Japan plans to sell two-thirds of the nation’s state-owned postal bank and postal insurance company, Deputy Financial Services Minister Kouhei Ohtsuka said. The management of Japan Post Holdings Co., of which the post bank and postal insurance company are part, will determine whether the company is listed on the stock exchange, he said in Tokyo today.
The government also aims to double the amount of deposits the postal bank can collect from individual customers to 20 million yen ($220,000), Ohtsuka’s superior, Financial Services Minister Shizuka Kamei, said in a separate statement.
Under legislation pushed through by former Prime Minister Junichiro Koizumi in October 2005, the Japan had planned to sell all its shares in the postal bank, and reduce its asset size before allowing further expansion in services. The government of Yukio Hatoyama put all privatization plans on hold after its election last year.
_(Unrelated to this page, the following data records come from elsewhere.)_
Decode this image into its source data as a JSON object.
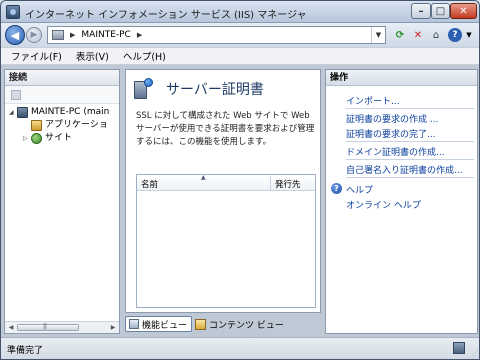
{
  "window": {
    "title": "インターネット インフォメーション サービス (IIS) マネージャ"
  },
  "navbar": {
    "address_value": "MAINTE-PC"
  },
  "menu": {
    "items": [
      "ファイル(F)",
      "表示(V)",
      "ヘルプ(H)"
    ]
  },
  "connections": {
    "header": "接続",
    "tree": [
      {
        "label": "MAINTE-PC (main",
        "icon": "server-icon"
      },
      {
        "label": "アプリケーショ",
        "icon": "application-pool-icon"
      },
      {
        "label": "サイト",
        "icon": "sites-icon"
      }
    ]
  },
  "feature": {
    "title": "サーバー証明書",
    "description": "SSL に対して構成された Web サイトで Web サーバーが使用できる証明書を要求および管理するには、この機能を使用します。",
    "columns": [
      "名前",
      "発行先"
    ]
  },
  "view_tabs": {
    "features_view": "機能ビュー",
    "content_view": "コンテンツ ビュー"
  },
  "actions": {
    "header": "操作",
    "import": "インポート...",
    "create_request": "証明書の要求の作成 ...",
    "complete_request": "証明書の要求の完了...",
    "domain_cert": "ドメイン証明書の作成...",
    "self_signed": "自己署名入り証明書の作成...",
    "help": "ヘルプ",
    "online_help": "オンライン ヘルプ"
  },
  "status": {
    "text": "準備完了"
  },
  "colors": {
    "link": "#0b3f9e",
    "title_text": "#1e3b64"
  }
}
Japan Post Bank Co., with 177 trillion yen in customer deposits at the end of December, is the world’s biggest by this measure. Japan’s largest lender, Mitsubishi UFJ Financial Group Inc., had 119.1 trillion yen of deposits at the end of December. The government plans to submit a bill to parliament in April to raise the cap from 10 million yen and to address privatization plans for Japan Post, Kamei said.
Kamei and Ohtsuka are also responsible for reform of the postal service. Katsunori Nagayasu, chairman of the Japanese Bankers Association, said yesterday he opposes changing the cap because it may spark an outflow of funds from private banks. The measure could also damp lending by banks to smaller companies, he said.